WASHINGTON, D.C. 17 April 2012 – Hogan Lovells announced today that its pro bono efforts with Freedom Now resulted in the release from prison of Belarusian opposition leader and former diplomat Andrei Sannikov under a pardon on 14 April 2012.  Sannikov’s former campaign aide, Zmister Bandarenka, was released from prison on 15 April 2012. Their releases follow nearly 16 months of imprisonment on sentences that ranged from two to five years for Bandarenka and Sannokov, respectively.


Hogan Lovells partner David J. Weiner, associate Joshua J. Newcomer, and other Hogan Lovells lawyers worked closely with Freedom Now over the course of 12 months to free Sannikov and Bandarenka.

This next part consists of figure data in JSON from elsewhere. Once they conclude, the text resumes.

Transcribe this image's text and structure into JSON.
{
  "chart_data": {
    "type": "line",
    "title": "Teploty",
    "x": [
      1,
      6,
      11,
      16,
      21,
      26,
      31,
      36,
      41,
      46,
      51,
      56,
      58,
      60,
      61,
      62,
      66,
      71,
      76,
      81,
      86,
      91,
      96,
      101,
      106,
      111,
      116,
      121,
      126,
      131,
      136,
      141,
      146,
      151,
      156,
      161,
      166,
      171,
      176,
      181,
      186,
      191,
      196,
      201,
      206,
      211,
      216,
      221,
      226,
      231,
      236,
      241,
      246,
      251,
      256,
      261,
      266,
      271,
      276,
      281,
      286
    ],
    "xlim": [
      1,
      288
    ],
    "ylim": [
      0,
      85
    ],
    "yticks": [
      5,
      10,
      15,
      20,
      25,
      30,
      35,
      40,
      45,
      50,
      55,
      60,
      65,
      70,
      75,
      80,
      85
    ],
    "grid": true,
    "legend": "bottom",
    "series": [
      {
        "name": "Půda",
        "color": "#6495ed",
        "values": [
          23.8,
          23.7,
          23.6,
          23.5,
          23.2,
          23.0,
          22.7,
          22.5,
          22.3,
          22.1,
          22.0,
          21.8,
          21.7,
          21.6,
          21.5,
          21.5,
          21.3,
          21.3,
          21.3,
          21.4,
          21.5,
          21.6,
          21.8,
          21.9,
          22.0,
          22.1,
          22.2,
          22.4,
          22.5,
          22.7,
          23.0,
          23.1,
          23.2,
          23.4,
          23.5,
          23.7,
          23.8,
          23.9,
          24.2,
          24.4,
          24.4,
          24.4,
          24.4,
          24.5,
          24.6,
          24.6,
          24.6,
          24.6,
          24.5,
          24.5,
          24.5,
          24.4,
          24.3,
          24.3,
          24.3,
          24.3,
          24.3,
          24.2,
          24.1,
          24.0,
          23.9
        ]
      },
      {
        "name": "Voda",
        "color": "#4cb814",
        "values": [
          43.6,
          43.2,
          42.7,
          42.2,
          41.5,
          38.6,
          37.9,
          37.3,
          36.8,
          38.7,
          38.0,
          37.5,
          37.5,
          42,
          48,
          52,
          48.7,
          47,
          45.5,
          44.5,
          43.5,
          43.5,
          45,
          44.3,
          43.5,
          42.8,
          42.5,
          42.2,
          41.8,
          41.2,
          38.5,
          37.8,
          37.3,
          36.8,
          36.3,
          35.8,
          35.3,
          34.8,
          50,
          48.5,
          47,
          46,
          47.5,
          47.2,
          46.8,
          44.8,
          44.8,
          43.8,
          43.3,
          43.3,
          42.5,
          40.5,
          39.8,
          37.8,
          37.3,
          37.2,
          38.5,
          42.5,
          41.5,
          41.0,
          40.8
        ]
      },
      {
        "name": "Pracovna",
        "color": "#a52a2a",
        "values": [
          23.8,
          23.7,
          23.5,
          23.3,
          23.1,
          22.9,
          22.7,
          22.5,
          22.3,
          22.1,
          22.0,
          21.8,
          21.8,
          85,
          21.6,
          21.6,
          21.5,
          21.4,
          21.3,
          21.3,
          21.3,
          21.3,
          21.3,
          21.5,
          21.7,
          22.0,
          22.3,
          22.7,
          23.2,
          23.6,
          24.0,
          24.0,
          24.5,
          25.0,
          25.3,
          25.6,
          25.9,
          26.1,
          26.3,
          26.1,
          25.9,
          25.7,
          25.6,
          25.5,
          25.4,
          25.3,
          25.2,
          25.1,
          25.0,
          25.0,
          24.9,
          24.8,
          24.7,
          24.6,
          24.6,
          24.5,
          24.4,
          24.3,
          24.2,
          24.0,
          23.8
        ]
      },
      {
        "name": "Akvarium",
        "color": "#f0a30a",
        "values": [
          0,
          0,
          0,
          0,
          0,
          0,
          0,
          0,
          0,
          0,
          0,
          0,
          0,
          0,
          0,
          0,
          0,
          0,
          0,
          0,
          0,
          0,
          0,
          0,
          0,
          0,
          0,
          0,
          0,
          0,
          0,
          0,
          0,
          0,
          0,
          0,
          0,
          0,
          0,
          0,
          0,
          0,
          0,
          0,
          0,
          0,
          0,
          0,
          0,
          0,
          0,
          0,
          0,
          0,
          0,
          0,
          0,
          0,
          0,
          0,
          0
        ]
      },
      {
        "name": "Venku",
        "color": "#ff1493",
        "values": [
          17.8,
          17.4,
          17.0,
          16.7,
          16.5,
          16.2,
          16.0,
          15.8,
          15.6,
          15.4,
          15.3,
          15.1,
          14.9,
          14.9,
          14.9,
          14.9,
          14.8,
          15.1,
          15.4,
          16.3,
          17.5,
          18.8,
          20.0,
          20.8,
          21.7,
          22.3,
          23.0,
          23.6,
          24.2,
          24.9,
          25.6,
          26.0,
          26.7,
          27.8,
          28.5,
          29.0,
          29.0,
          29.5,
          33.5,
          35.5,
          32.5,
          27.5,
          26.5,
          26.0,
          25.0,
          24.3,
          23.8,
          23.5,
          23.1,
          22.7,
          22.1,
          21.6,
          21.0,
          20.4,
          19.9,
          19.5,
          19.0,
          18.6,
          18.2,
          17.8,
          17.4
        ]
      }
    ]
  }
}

Co-founded by Hogan Lovells partner Jeremy Zucker, Freedom Now is a nonprofit organization that seeks to free nonviolent prisoners of conscience around the world through legal, political, and public relations advocacy efforts. Sannikov’s lawyer in Belarus, Andrei Varvachevitch, announced his release late Saturday night.


“We are very pleased that our efforts have led to the release of two individuals who had been wrongly convicted for engaging in what was clearly and objectively peaceful political discourse,” said Hogan Lovells’ David J. Weiner.


“The release of Sannikov and Bandarenka is significant not only because it restored our clients’ freedom, but also because it shows the results that can be achieved through coordinated efforts between nonprofits and law firms to promote and restore the rights of political prisoners of conscience,” said Hogan Lovells’ Joshua J. Newcomer.  “To that end, we must remain vigilant, as even now Belarus continues to imprison Mikalai Statkevich, Syarhey Kavalenka, and other political prisoners.”


Sannikov and Bandarenka had been arrested by police during the crackdown following Belarus’ presidential elections in 2010. They joined tens of thousands of Belarusians gathered in central Minsk after polls closed on 19 December 2010 for a peaceful demonstration. Sannikov addressed the protestors and urged them to remain peaceful. However, police beat many of the peaceful protesters, including Sannikov, who was arrested along with hundreds of other demonstrators. Bandarenka was arrested the following day.


Sannikov and Bandarenka were convicted after trials that failed to meet international standards for due process. Although prosecutors were unable to produce any evidence that Sannikov or Bandarenka engaged in any violence, the court sentenced Sannikov to five years in prison and Bandarenka to two years in prison.